Brown's scoring resurgence was sparked by the other half of the Brown quarterback team-passer Pete Beatrice. Beatrice picked the porous Crimson secondary apart in the second half, hitting for 152 yards and a touchdown.
But Stoeckel and McInally, with an ample assist from backup fullback Phil Allen more than met the challenge. Allen, who picked up 118 yards in 20 carries, caught 3 passes for 29 yards and scored a touchdown, replaced Neal Miller. Miller left the game with a head injury after gaining 85 yards in the first half.

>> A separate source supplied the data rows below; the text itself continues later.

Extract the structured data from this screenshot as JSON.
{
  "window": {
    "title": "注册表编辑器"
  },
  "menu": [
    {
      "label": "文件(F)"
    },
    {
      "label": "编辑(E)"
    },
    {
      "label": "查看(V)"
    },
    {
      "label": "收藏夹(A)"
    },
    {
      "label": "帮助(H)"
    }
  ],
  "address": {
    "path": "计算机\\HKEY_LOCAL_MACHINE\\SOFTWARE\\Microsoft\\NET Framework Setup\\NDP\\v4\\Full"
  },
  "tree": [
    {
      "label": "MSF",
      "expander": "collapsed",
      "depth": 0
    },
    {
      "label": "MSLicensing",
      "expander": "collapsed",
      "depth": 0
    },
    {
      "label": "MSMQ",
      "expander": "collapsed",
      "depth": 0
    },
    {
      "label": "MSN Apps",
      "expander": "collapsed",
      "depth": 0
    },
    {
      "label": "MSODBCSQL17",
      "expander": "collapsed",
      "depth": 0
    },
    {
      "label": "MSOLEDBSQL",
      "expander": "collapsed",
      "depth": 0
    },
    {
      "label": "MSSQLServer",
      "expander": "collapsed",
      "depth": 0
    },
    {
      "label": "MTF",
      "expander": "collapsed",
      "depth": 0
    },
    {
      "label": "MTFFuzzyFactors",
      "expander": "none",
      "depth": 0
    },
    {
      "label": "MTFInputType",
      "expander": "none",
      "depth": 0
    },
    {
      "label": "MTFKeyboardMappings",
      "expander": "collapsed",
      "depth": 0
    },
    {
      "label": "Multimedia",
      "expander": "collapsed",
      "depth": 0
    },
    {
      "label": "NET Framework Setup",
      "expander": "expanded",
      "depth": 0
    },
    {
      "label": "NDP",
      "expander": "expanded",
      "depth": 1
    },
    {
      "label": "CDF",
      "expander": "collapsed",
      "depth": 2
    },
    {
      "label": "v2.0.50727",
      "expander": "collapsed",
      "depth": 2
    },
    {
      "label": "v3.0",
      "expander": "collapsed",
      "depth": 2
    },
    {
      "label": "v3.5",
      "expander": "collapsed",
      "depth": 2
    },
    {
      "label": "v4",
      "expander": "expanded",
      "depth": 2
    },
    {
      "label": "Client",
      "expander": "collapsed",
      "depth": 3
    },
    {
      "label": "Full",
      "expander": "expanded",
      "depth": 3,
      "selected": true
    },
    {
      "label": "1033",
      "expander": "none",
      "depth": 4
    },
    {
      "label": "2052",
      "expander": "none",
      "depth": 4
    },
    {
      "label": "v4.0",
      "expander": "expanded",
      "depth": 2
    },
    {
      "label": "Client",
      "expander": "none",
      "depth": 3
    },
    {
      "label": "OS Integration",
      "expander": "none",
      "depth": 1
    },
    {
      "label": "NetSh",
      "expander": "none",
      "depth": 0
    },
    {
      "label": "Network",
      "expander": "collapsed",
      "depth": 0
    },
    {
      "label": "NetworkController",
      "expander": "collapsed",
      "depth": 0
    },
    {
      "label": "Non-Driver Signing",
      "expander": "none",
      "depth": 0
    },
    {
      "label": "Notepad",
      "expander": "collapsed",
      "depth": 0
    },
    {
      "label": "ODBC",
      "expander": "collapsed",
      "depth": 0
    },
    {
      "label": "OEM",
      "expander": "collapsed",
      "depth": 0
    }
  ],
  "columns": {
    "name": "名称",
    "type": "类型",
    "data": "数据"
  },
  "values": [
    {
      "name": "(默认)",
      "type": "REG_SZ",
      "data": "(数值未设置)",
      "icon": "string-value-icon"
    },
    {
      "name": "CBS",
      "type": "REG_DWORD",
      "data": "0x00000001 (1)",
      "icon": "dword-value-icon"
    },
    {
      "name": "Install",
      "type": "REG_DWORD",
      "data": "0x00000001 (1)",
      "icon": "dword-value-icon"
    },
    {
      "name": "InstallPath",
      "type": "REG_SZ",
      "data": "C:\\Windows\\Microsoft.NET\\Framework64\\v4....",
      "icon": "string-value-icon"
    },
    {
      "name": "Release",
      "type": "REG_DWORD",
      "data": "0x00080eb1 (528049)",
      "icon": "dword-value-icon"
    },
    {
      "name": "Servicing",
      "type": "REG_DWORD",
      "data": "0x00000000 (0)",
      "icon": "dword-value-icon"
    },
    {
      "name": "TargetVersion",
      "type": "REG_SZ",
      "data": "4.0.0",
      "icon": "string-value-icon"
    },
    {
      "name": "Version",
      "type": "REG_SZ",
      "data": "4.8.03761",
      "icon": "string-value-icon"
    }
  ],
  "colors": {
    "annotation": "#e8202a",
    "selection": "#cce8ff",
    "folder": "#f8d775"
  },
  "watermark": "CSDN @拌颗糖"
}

Harvard got second-half points from Stoeckel's (1-yard quarterback) sneak at the 2:08 mark in the third quarter, McInally (8 yards on a pass from Stoeckel--his second of the afternoon), and Allen who bulled into the endzone from 1 yard out in the fourth quarter.
Breakdown
For the second time in three weeks, Harvard's once-solid defense broke down, leaving the Crimson to rely on the ability of the offense to outgun the opposition. And as in the game against Penn two weeks ago, Stoeckel and McInally proved they're the best guns in the East.